I have a circle that is divided into 4 quadrants with a vertical and a horizontal axis.
The center of the circle (where the axes cross) is point b.
The top of the vertical axis is point d.
On the horizontal axis, to the left of b is point a.
A line is drawn from a diagonally up and to the right, across the vertical axis (at point c) and meets the top right of the circle at e.
Line be and point f (the right end of the horizontal axis) have been added to help with the solution.
The radius of the circle is 30 and the x position of point a is -.5 from b, taking b to be (0, 0) (that is, a is to the left of b by .5)
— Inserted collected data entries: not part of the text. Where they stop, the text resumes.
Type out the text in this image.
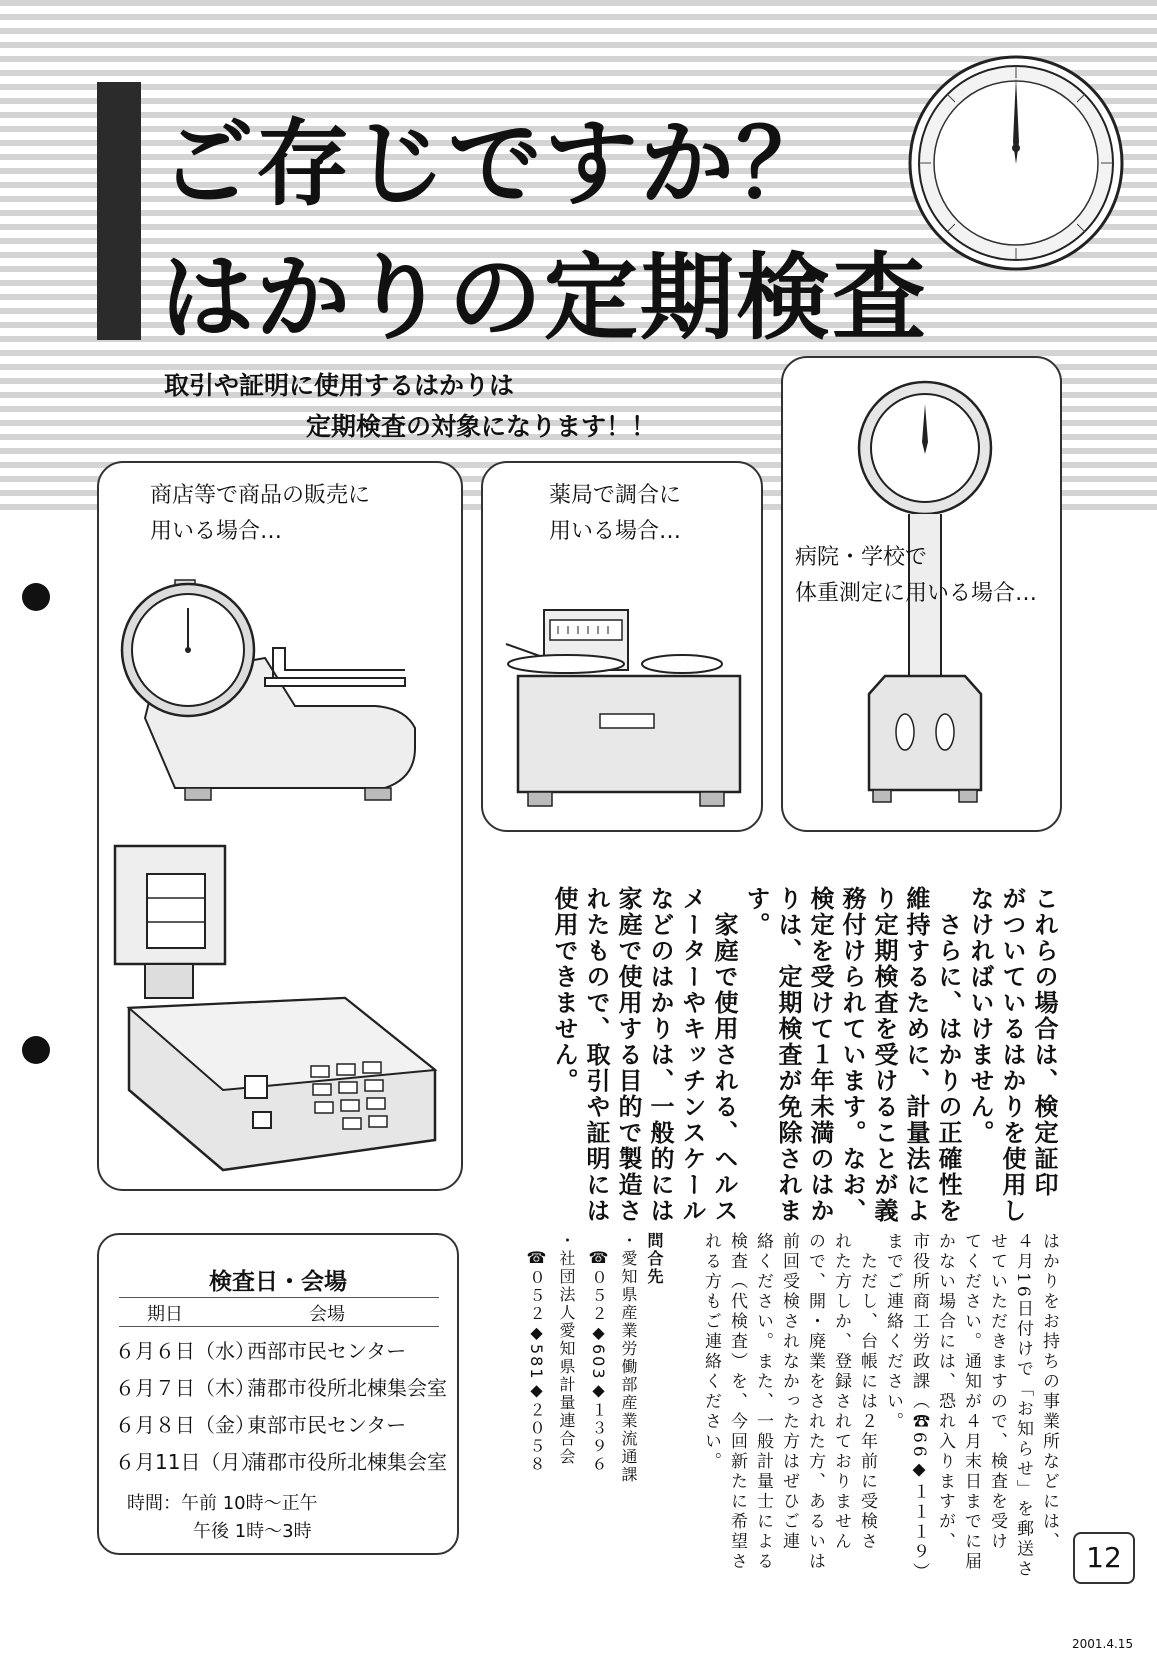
ご存じですか？
はかりの定期検査
取引や証明に使用するはかりは
定期検査の対象になります！！
商店等で商品の販売に
用いる場合…
薬局で調合に
用いる場合…
病院・学校で
体重測定に用いる場合…
これらの場合は、検定証印
がついているはかりを使用し
なければいけません。
　さらに、はかりの正確性を
維持するために、計量法によ
り定期検査を受けることが義
務付けられています。なお、
検定を受けて１年未満のはか
りは、定期検査が免除されま
す。
　家庭で使用される、ヘルス
メーターやキッチンスケール
などのはかりは、一般的には
家庭で使用する目的で製造さ
れたもので、取引や証明には
使用できません。
はかりをお持ちの事業所などには、
４月16日付けで「お知らせ」を郵送さ
せていただきますので、検査を受け
てください。通知が４月末日までに届
かない場合には、恐れ入りますが、
市役所商工労政課（☎66◆１１１９）
までご連絡ください。
　ただし、台帳には２年前に受検さ
れた方しか、登録されておりません
ので、開・廃業をされた方、あるいは
前回受検されなかった方はぜひご連
絡ください。また、一般計量士による
検査（代検査）を、今回新たに希望さ
れる方もご連絡ください。
問合先
・愛知県産業労働部産業流通課
☎０５２◆603◆１３９６
・社団法人愛知県計量連合会
☎０５２◆581◆２０５８
検査日・会場
期日	会場
６月６日（水）西部市民センター
６月７日（木）蒲郡市役所北棟集会室
６月８日（金）東部市民センター
６月11日（月）蒲郡市役所北棟集会室
時間：午前 10時～正午
午後 1時～3時
12
2001.4.15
How would we go about calculating $ \angle eab$ so that $\triangle cab$ = slanty sector dce?
With trial and error in a graphing program, I found the answer to be 88.09075925431...
But how would one go about solving this in a general method?
Here is an outline of the solution:
Let $\theta = \angle dbe$, in radians. Then we get the area of the sector to be $900\pi\cdot\frac{\theta}{2\pi} = 450\theta$. And the area of $\triangle abe$ is $\frac12 (ab)(be)\sin(\frac\pi 2+\theta) = \frac{15}2\cos\theta$. Setting these equal, we get the equation $$60\theta = \cos\theta.$$ We can solve this numerically (e.g., Newton's method) or by using the second-order Taylor polynomial of $\cos$ and the quadratic formula. Either way, we get $\theta\approx 0.0166644$.
Now you can use standard trigonometry (e.g., law of cosines and law of sines) to find your angle $eab$ to be approximately $1.53747$ radians, or $88.0905^\circ$.